Kendisine "terzi yamağı" denilmesini tercih eden Barbaros Şansal'la Türk Silahlı Kuvvetleri'nin (TSK) Arzu Kaprol'a ait tasarımı olan yeni nano teknoloji kostümünü, Yaşar Büyükanıt'ın medyaya sunmasını konuştuk:
"Türk ordusunun desenlerini İsviçreli firmalar mı yapıyormuş? Kimyasal silahları en büyük orduya sahip ülke yani. Türkiye’de kalmadı değil mi kumaş firması? Sattık değil mi? Şimdi sıra şeker fabrikalarımızda mı? Büyükanıt’ın mankenlikten ziyade Genelkurmay Başkanlığındaki görevlerini takdir ve takip ediyorum."

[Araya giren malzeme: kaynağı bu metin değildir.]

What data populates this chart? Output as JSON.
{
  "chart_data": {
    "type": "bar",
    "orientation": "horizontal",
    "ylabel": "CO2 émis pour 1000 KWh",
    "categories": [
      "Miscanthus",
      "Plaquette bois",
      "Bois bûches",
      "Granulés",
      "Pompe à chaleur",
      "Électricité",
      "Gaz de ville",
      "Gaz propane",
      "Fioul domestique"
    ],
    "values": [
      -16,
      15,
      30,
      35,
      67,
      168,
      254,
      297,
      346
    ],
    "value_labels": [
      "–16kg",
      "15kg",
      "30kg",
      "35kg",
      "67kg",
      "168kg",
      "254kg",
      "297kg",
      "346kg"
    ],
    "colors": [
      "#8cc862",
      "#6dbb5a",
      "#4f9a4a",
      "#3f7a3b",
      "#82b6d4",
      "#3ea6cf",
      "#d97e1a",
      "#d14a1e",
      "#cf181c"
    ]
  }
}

Son zamanlarda herkesin "manken ve modacı" olduğunun altını çizen yamak Şansal "Türk ordusu modaya uyarsa ülkenin hali iyi olmaz. Savaş çığırtkanlığına gerek yok. Bu teknolojiye de..." dedi.
"Dedelerimiz aç kaldıklarında meşin postallarını kaynatıp yiyerek karınlarını doyurdular. Oysa ki bugünkü postallar polyester. Kaynatıp yemeyi denerseniz başarısız olursunuz. Bu bir anlamda da açlığa mahkum edilmek."
"Valla Türk ordusu çok zengin. Baksanıza Türkiye Cumhuriyeti’nin en önemli moda evlerine, isimlerine giderek kıyafet ısmarlatıyorlar. Vaktiyle bize de bir vakıf teklifte bulunmuştu. Reddetmiştik. Devletin imkanları pahalı ve zengin terzilere kıyafet yaptıracak kadar zengin değil maalesef" diyen Şansal şöyle devam etti:
"O parayı askere verirlerse 16, 18 ay askerlik yapan, karşılığında hiçbir ücret almayan askerlerin koşulları düzeltilse, üniformaları önce o askerler sergilese, o vakit ben bu gelişmeleri izlerim, takdir ederim. Ama kamuflaj desen giymekle kamufle olunmuyor. Her şey ortada, bal gibi gözüküyor."
Şansal, Büyükanıt’ın magazin dünyasına göz kırpmasıyla ilgili "Büyükanıt’ın magazinsel açıklamalar yaptığını düşünmüyorum. Büyükanıt’ı da, eşini de çok seviyor, sayıyorum. Ancak Başbakanımızın da dediği gibi ‘ayaklar baş, başlar ayak olunca’ tabii ki kavramlar da karışıyor" dedi.
"Medya eşittir otosansür. Ülkemizde ve dünyada bir sürü önemli gelişme yaşanırken anahaber bültenleri mantının nasıl pişirildiğiyle dolu. Bu nedenle magazinin ve popüler kültürün Büyükanıt’ı malzeme olarak kullanması çirkin. Zaten çekirdek aile yapısı ve dili imha edildi. O yüzden Büyükanıt’ın ‘mankenliği’ bu kadar sorunun arasında önemsiz."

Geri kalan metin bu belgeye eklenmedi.